Figure 2.Input and output search interface of POSTAR: multiple search modes and multiple result viewers. (A) POSTAR provides six usage modes: (i) ‘POSTAR’ search, (ii) ‘RBP’ search, (iii) ‘Structure’ visualization, (iv) ‘Variation’ search, (v) ‘Functional gene’ search, and (vi) ‘Predict’ server. (B) POSTAR presents the search results in multiple ways. A table layout is the basic output format (1). In the ‘POSTAR’ search mode, the interactions between the target gene and multiple RBPs are visualized in a network (2). The expression levels of the target gene and splicing scores of skipped exons across multiple cell and tissue types are shown in a bar chart (3). Clicking on the genomic positions will direct the user to the UCSC Genome Browser, which will display any associated binding sites and regulatory events (4). In ‘Structure’ visualization mode, we provide RNA structural profiling data (5) and predicted RNA secondary structures based on these data (6). In ‘RBP’ search mode, we provide the sequence motifs (7) and structural preferences (8) of the RBP.
Figure 3.‘POSTAR’ search enables integrative viewing of multiple RBP binding sites and their potential to post-transcriptionally regulate a target gene (TP53 as an example). (A) In the PAR-CLIP Piranha data module, users may select ‘interaction network’, ‘all binding sites’, and multiple regulatory elements, including ‘miRNA binding (pred.)’, ‘RNA modification’, and ‘ClinVar SNPs’, to obtain detailed information in one page. (B) By clicking on the ‘Visualize in browser’ button (green), a user can select four RBPs among all bound RBPs to simultaneously visualize their binding sites (red tracks) and regulatory events (blue tracks) in an integrative manner via the UCSC genome browser.

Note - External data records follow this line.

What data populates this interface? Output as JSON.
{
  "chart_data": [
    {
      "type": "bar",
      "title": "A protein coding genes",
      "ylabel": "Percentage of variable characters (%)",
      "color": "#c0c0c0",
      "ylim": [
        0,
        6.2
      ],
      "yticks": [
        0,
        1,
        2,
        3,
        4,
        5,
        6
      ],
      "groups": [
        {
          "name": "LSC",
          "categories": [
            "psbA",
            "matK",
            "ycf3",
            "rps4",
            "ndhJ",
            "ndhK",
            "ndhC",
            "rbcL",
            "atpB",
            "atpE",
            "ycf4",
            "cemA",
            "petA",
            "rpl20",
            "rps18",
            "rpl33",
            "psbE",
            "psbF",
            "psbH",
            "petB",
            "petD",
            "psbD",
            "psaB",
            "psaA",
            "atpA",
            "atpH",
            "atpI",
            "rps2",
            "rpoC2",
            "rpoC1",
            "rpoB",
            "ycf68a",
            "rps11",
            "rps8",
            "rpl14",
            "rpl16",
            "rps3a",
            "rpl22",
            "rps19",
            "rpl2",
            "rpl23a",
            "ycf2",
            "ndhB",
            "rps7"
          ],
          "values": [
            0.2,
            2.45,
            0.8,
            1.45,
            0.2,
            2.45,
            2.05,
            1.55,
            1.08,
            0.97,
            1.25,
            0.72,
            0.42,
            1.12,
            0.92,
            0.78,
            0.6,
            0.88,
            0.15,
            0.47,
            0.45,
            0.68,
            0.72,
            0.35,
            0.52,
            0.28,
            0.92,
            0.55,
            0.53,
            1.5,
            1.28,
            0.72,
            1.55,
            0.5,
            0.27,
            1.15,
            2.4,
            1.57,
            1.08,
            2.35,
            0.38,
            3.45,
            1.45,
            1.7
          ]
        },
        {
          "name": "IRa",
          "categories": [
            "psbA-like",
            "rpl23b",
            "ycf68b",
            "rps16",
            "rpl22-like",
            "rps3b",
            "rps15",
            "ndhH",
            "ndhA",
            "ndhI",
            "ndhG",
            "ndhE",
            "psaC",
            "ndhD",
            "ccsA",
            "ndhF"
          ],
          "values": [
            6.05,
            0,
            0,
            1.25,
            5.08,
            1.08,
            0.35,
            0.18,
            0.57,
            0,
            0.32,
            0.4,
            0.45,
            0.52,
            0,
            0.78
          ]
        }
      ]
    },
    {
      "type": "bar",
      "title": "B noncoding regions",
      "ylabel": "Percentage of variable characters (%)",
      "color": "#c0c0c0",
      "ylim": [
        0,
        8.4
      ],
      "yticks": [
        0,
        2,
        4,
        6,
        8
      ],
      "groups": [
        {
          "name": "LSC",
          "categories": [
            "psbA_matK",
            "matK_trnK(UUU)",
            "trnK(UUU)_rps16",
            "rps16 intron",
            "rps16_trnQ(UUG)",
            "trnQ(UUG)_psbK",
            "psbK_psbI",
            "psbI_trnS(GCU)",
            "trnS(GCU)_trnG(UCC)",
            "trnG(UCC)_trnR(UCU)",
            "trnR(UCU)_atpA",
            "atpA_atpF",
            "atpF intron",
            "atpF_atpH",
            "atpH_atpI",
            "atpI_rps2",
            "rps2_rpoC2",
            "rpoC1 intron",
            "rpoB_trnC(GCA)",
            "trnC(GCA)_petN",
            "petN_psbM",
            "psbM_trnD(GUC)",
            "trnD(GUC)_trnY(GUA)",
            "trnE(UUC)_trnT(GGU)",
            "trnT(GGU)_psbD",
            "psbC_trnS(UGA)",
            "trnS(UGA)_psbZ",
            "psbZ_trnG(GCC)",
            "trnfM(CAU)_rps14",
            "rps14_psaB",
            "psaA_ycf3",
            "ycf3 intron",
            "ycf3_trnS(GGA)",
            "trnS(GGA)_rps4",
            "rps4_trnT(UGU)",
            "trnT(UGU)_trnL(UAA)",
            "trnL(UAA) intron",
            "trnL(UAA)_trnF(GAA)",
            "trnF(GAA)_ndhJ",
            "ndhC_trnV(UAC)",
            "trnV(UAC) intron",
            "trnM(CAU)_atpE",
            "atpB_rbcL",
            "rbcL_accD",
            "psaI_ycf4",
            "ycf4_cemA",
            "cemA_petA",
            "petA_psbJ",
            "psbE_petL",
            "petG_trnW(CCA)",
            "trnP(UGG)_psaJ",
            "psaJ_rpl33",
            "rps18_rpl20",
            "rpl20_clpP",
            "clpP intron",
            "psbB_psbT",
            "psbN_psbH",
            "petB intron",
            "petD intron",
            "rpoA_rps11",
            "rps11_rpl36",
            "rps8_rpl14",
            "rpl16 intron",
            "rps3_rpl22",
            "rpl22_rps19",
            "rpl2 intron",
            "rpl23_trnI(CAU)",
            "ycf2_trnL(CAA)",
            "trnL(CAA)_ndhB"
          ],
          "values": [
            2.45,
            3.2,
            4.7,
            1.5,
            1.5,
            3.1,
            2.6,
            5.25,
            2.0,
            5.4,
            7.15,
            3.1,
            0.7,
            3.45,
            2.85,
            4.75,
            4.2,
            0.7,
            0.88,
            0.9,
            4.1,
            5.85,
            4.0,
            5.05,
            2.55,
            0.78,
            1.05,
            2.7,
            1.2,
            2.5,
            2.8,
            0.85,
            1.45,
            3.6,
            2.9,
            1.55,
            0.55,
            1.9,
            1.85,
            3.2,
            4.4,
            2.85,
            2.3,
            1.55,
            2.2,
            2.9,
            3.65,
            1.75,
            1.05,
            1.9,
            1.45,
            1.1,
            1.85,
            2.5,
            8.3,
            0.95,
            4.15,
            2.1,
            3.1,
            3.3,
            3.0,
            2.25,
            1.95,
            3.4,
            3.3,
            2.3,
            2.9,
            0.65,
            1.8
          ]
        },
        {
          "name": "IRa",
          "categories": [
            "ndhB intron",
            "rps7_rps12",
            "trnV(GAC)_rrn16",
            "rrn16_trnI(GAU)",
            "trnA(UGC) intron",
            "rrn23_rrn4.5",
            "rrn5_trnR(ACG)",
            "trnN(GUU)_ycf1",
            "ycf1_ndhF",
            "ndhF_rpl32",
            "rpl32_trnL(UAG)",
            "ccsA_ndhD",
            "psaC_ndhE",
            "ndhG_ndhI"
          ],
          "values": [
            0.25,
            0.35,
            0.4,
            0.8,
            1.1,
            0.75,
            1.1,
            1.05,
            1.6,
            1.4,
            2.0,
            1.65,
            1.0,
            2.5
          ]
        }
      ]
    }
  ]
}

Figure 4.Local structures of RBP binding sites on TP53. (A) Users can search for RBP binding sites on TP53 that are associated with disease SNPs by searching for the disease name (‘Li-Fraumeni syndrome’ as an example here) in the table on the server. (B) Predicted local secondary structure centered on a CPSF6 binding site. The local secondary structure around a Li-Fraumeni syndrome SNP (from the ClinVar database), which is a G-to-A mutation on the TP53's transcript (minus-strand), is magnified; it disrupts the base pair (G-C pair) in the hairpin's stem. Note that the mutation is a C-to-T mutation (box highlight in (A)) as annotated by ClinVar on the plus-strand. (C) Another predicted local secondary structure, centered on an ELAVL1 binding site, which contains a GWAS SNP that is an A-to-U mutation.